Das sind immerhin 1,2 Milliarden Standard-Bierkisten. Gerade während einer Fußball-WM oder in der Grill-Saison hat Bier Hochkonjunktur.

 

Dabei sind es längst nicht mehr nur die großen Marken wie Beck's, Krombacher oder Warsteiner, deren Produkte kistenweise in deutsche Wohnungen wandern. Kleine, regionale Brauereien haben das Interesse der Kunden geweckt. Für Bier gilt das gleiche wie für Äpfel, Brot und Kartoffeln: Produkte mit dem Label „Aus ihrer Region“ begeistern den Käufer.

Torsten Schumacher möchte das wachsende Interesse an regionalen Produkten für sich nutzen. Seit 2009 ist er Inhaber einer der kleinsten Brauereien Norddeutschlands, der Grönwohlder Hausbrauerei. Doch seit einem halben Jahr gibt es bei Schumacher nicht nur Pils und Landbier, sondern auch Bier-Aktien.

1000 Euro müssen Anleger berappen, um ein Papier zu erwerben. Dafür bietet Schumacher einen satten Zins von zehn Prozent. Viele Dax-Konzerne können da nicht mithalten. Der Clou: Die Dividende wird in Naturalien gezahlt.

Jeder Aktionär bekommt pro Jahr Grönwohlder Bier im Wert von 100 Euro – das sind immerhin acht 20er-Kästen Pils. Zusätzlich bietet die Brauerei ihren Anlegern ein kostenloses Bierbrauseminar, Freibier und Suppe bei der jährlichen Aktionärsversammlung und natürlich ein echtes Grönwohlder Bierglas.

Torsten Schumacher hat viele Pläne für seine kleine Brauerei und möchte sie gerne vergrößern. Aber zusätzliche Kisten, Flaschen, Etiketten oder Laster für den Transport kosten eben viel Geld. Auch neue Mitarbeiter würde Schumacher gerne einstellen.

Flüssige Dividende

„Dann überlegst Du dir, wie Du an die zusätzliche Liquidität kommst, um das alles zu leisten“, sagt der Norddeutsche. Banken sind angesichts der sich gerade erst abschwächenden Euro-Schuldenkrise nicht gerade freigiebig, was Kapital für junge Unternehmen angeht. Das weiß auch Schumacher. Deshalb baut er lieber auf das Vertrauen seiner Kunden.

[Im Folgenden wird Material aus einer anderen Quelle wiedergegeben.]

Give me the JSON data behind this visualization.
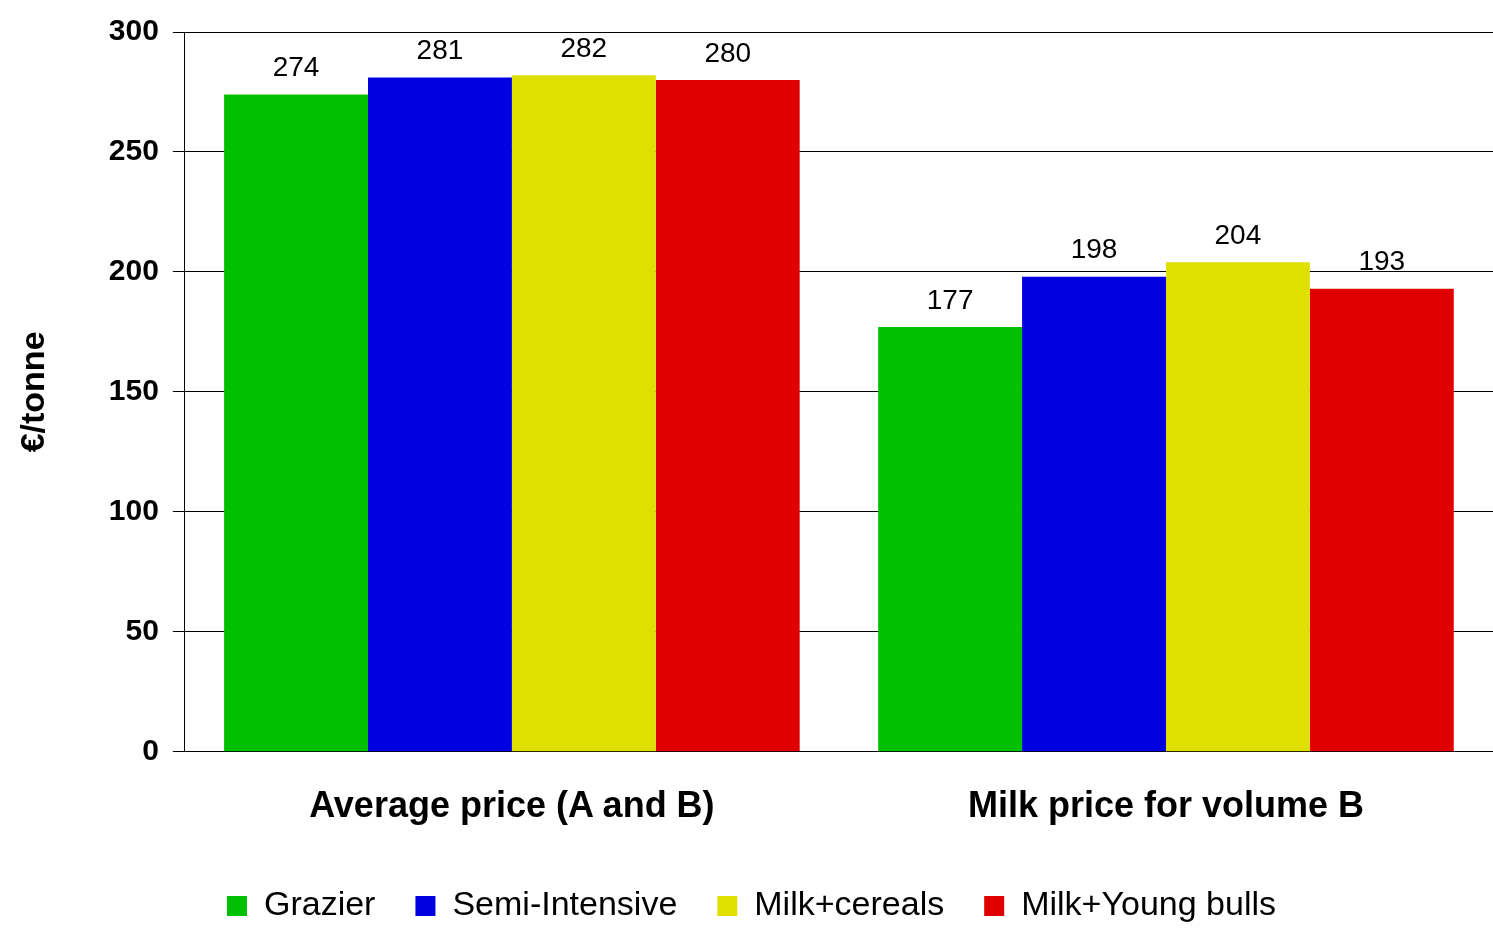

Und der Zustrom gibt Schumacher recht, immer mehr Leute wollen Anteile an seiner Brauerei erwerben. Mit den damit verbundenen Risiken geht Schumacher offen um. „Die Leute wissen, dass sie im Falle einer Insolvenz ihr Geld verlieren könnten“. Er baut auf das Vertrauen der Anleger, wer nur ans Geschäfte-machen denke, sei bei ihm an der falschen Adresse. Nach drei Jahren kriegen die Anleger ihr eingezahltes Kapital zurück.

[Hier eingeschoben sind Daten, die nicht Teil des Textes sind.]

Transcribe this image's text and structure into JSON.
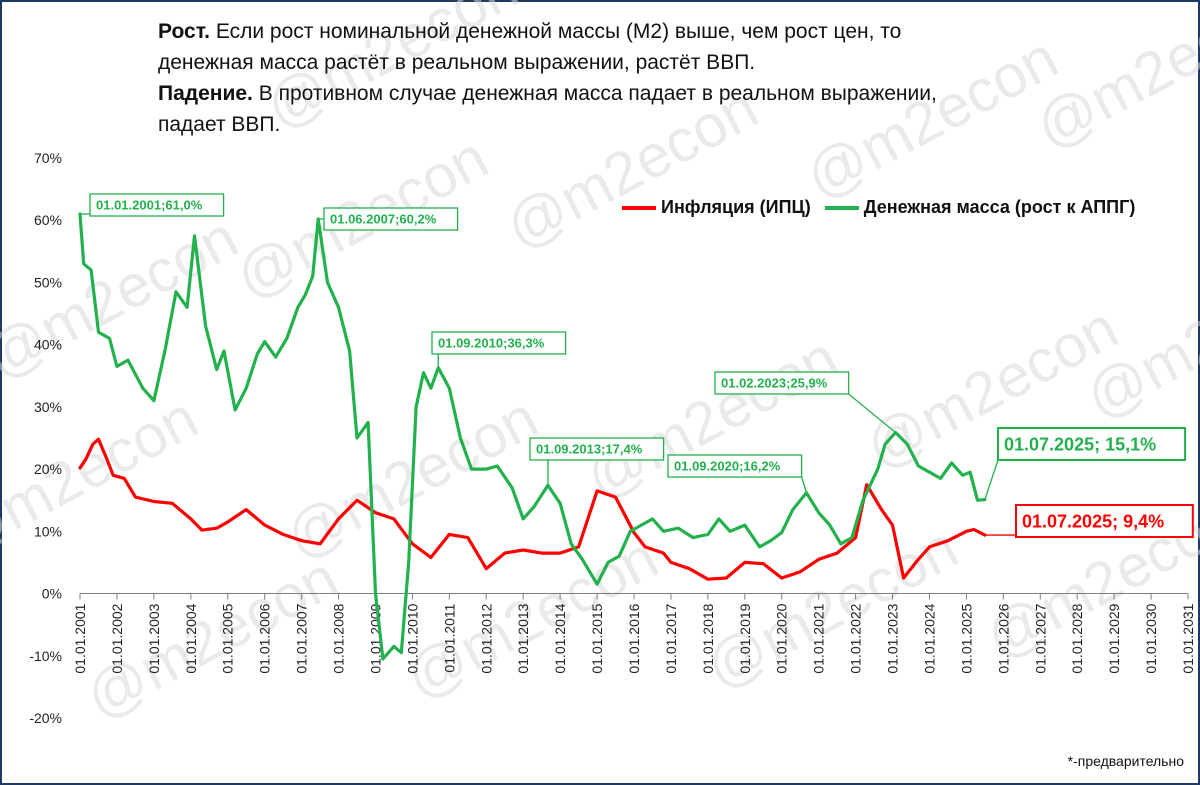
{
  "caption": {
    "line1_bold": "Рост.",
    "line1_rest": " Если рост номинальной денежной массы (М2) выше, чем рост цен,  то",
    "line2": "денежная масса растёт в реальном выражении, растёт ВВП.",
    "line3_bold": "Падение.",
    "line3_rest": " В противном случае денежная масса падает в реальном выражении,",
    "line4": "падает ВВП."
  },
  "legend": {
    "inflation": "Инфляция (ИПЦ)",
    "money": "Денежная масса (рост к АППГ)"
  },
  "footnote": "*-предварительно",
  "watermark": "@m2econ",
  "colors": {
    "inflation": "#ff0000",
    "money": "#22b14c",
    "frame": "#1f3864"
  },
  "chart_data": {
    "type": "line",
    "ylim": [
      -20,
      70
    ],
    "yticks": [
      "70%",
      "60%",
      "50%",
      "40%",
      "30%",
      "20%",
      "10%",
      "0%",
      "-10%",
      "-20%"
    ],
    "ytick_values": [
      70,
      60,
      50,
      40,
      30,
      20,
      10,
      0,
      -10,
      -20
    ],
    "xticks": [
      "01.01.2001",
      "01.01.2002",
      "01.01.2003",
      "01.01.2004",
      "01.01.2005",
      "01.01.2006",
      "01.01.2007",
      "01.01.2008",
      "01.01.2009",
      "01.01.2010",
      "01.01.2011",
      "01.01.2012",
      "01.01.2013",
      "01.01.2014",
      "01.01.2015",
      "01.01.2016",
      "01.01.2017",
      "01.01.2018",
      "01.01.2019",
      "01.01.2020",
      "01.01.2021",
      "01.01.2022",
      "01.01.2023",
      "01.01.2024",
      "01.01.2025",
      "01.01.2026",
      "01.01.2027",
      "01.01.2028",
      "01.01.2029",
      "01.01.2030",
      "01.01.2031"
    ],
    "xtick_years": [
      2001,
      2002,
      2003,
      2004,
      2005,
      2006,
      2007,
      2008,
      2009,
      2010,
      2011,
      2012,
      2013,
      2014,
      2015,
      2016,
      2017,
      2018,
      2019,
      2020,
      2021,
      2022,
      2023,
      2024,
      2025,
      2026,
      2027,
      2028,
      2029,
      2030,
      2031
    ],
    "xrange": [
      2001,
      2031
    ],
    "series": [
      {
        "name": "Инфляция (ИПЦ)",
        "points": [
          [
            2001.0,
            20.2
          ],
          [
            2001.15,
            21.5
          ],
          [
            2001.35,
            24.0
          ],
          [
            2001.5,
            24.8
          ],
          [
            2001.7,
            22.0
          ],
          [
            2001.9,
            19.0
          ],
          [
            2002.2,
            18.5
          ],
          [
            2002.5,
            15.5
          ],
          [
            2003.0,
            14.8
          ],
          [
            2003.5,
            14.5
          ],
          [
            2004.0,
            12.0
          ],
          [
            2004.3,
            10.2
          ],
          [
            2004.7,
            10.5
          ],
          [
            2005.0,
            11.5
          ],
          [
            2005.5,
            13.5
          ],
          [
            2006.0,
            11.0
          ],
          [
            2006.5,
            9.5
          ],
          [
            2007.0,
            8.5
          ],
          [
            2007.5,
            8.0
          ],
          [
            2008.0,
            12.0
          ],
          [
            2008.5,
            15.0
          ],
          [
            2009.0,
            13.0
          ],
          [
            2009.5,
            12.0
          ],
          [
            2010.0,
            8.0
          ],
          [
            2010.5,
            5.8
          ],
          [
            2011.0,
            9.5
          ],
          [
            2011.5,
            9.0
          ],
          [
            2012.0,
            4.0
          ],
          [
            2012.5,
            6.5
          ],
          [
            2013.0,
            7.0
          ],
          [
            2013.5,
            6.5
          ],
          [
            2014.0,
            6.5
          ],
          [
            2014.5,
            7.5
          ],
          [
            2015.0,
            16.5
          ],
          [
            2015.5,
            15.5
          ],
          [
            2016.0,
            9.8
          ],
          [
            2016.3,
            7.5
          ],
          [
            2016.8,
            6.5
          ],
          [
            2017.0,
            5.0
          ],
          [
            2017.5,
            4.0
          ],
          [
            2018.0,
            2.3
          ],
          [
            2018.5,
            2.5
          ],
          [
            2019.0,
            5.0
          ],
          [
            2019.5,
            4.8
          ],
          [
            2020.0,
            2.5
          ],
          [
            2020.5,
            3.5
          ],
          [
            2021.0,
            5.5
          ],
          [
            2021.5,
            6.5
          ],
          [
            2022.0,
            9.0
          ],
          [
            2022.3,
            17.5
          ],
          [
            2022.7,
            13.5
          ],
          [
            2023.0,
            11.0
          ],
          [
            2023.3,
            2.5
          ],
          [
            2023.7,
            5.5
          ],
          [
            2024.0,
            7.5
          ],
          [
            2024.5,
            8.5
          ],
          [
            2025.0,
            10.0
          ],
          [
            2025.2,
            10.3
          ],
          [
            2025.5,
            9.4
          ]
        ]
      },
      {
        "name": "Денежная масса (рост к АППГ)",
        "points": [
          [
            2001.0,
            61.0
          ],
          [
            2001.1,
            53.0
          ],
          [
            2001.3,
            52.0
          ],
          [
            2001.5,
            42.0
          ],
          [
            2001.8,
            41.0
          ],
          [
            2002.0,
            36.5
          ],
          [
            2002.3,
            37.5
          ],
          [
            2002.7,
            33.0
          ],
          [
            2003.0,
            31.0
          ],
          [
            2003.3,
            39.0
          ],
          [
            2003.6,
            48.5
          ],
          [
            2003.9,
            46.0
          ],
          [
            2004.1,
            57.5
          ],
          [
            2004.4,
            43.0
          ],
          [
            2004.7,
            36.0
          ],
          [
            2004.9,
            39.0
          ],
          [
            2005.2,
            29.5
          ],
          [
            2005.5,
            33.0
          ],
          [
            2005.8,
            38.5
          ],
          [
            2006.0,
            40.5
          ],
          [
            2006.3,
            38.0
          ],
          [
            2006.6,
            41.0
          ],
          [
            2006.9,
            46.0
          ],
          [
            2007.1,
            48.0
          ],
          [
            2007.3,
            51.0
          ],
          [
            2007.45,
            60.2
          ],
          [
            2007.7,
            50.0
          ],
          [
            2008.0,
            46.0
          ],
          [
            2008.3,
            39.0
          ],
          [
            2008.5,
            25.0
          ],
          [
            2008.8,
            27.5
          ],
          [
            2009.0,
            0.0
          ],
          [
            2009.2,
            -10.5
          ],
          [
            2009.5,
            -8.5
          ],
          [
            2009.7,
            -9.5
          ],
          [
            2009.9,
            5.0
          ],
          [
            2010.1,
            30.0
          ],
          [
            2010.3,
            35.5
          ],
          [
            2010.5,
            33.0
          ],
          [
            2010.7,
            36.3
          ],
          [
            2011.0,
            33.0
          ],
          [
            2011.3,
            25.0
          ],
          [
            2011.6,
            20.0
          ],
          [
            2012.0,
            20.0
          ],
          [
            2012.3,
            20.5
          ],
          [
            2012.7,
            17.0
          ],
          [
            2013.0,
            12.0
          ],
          [
            2013.3,
            14.0
          ],
          [
            2013.67,
            17.4
          ],
          [
            2014.0,
            14.5
          ],
          [
            2014.3,
            8.0
          ],
          [
            2014.6,
            5.5
          ],
          [
            2015.0,
            1.5
          ],
          [
            2015.3,
            5.0
          ],
          [
            2015.6,
            6.0
          ],
          [
            2015.9,
            10.0
          ],
          [
            2016.2,
            11.0
          ],
          [
            2016.5,
            12.0
          ],
          [
            2016.8,
            10.0
          ],
          [
            2017.2,
            10.5
          ],
          [
            2017.6,
            9.0
          ],
          [
            2018.0,
            9.5
          ],
          [
            2018.3,
            12.0
          ],
          [
            2018.6,
            10.0
          ],
          [
            2019.0,
            11.0
          ],
          [
            2019.4,
            7.5
          ],
          [
            2019.7,
            8.5
          ],
          [
            2020.0,
            9.8
          ],
          [
            2020.3,
            13.5
          ],
          [
            2020.67,
            16.2
          ],
          [
            2021.0,
            13.0
          ],
          [
            2021.3,
            11.0
          ],
          [
            2021.6,
            8.0
          ],
          [
            2021.9,
            9.0
          ],
          [
            2022.2,
            15.0
          ],
          [
            2022.6,
            20.0
          ],
          [
            2022.8,
            24.0
          ],
          [
            2023.08,
            25.9
          ],
          [
            2023.4,
            24.0
          ],
          [
            2023.7,
            20.5
          ],
          [
            2024.0,
            19.5
          ],
          [
            2024.3,
            18.5
          ],
          [
            2024.6,
            21.0
          ],
          [
            2024.9,
            19.0
          ],
          [
            2025.1,
            19.5
          ],
          [
            2025.3,
            15.0
          ],
          [
            2025.5,
            15.1
          ]
        ]
      }
    ],
    "annotations": [
      {
        "series": 1,
        "x": 2001.0,
        "y": 61.0,
        "label": "01.01.2001;61,0%"
      },
      {
        "series": 1,
        "x": 2007.45,
        "y": 60.2,
        "label": "01.06.2007;60,2%"
      },
      {
        "series": 1,
        "x": 2010.7,
        "y": 36.3,
        "label": "01.09.2010;36,3%"
      },
      {
        "series": 1,
        "x": 2013.67,
        "y": 17.4,
        "label": "01.09.2013;17,4%"
      },
      {
        "series": 1,
        "x": 2020.67,
        "y": 16.2,
        "label": "01.09.2020;16,2%"
      },
      {
        "series": 1,
        "x": 2023.08,
        "y": 25.9,
        "label": "01.02.2023;25,9%"
      },
      {
        "series": 1,
        "x": 2025.5,
        "y": 15.1,
        "label": "01.07.2025; 15,1%"
      },
      {
        "series": 0,
        "x": 2025.5,
        "y": 9.4,
        "label": "01.07.2025; 9,4%"
      }
    ]
  }
}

Auf derartige Liebhaberpapiere setzt nicht nur Schumacher. Für die WalderBräu AG aus Königseggwald nahe dem Bodensee waren die Bürger-Aktien sogar der einzige Weg, um zu überleben. Als der oberschwäbischen Brauerei die Schließung drohte, tat sich eine Gruppe von Bürgern zusammen, die Brauerei wurde als Aktiengesellschaft weitergeführt.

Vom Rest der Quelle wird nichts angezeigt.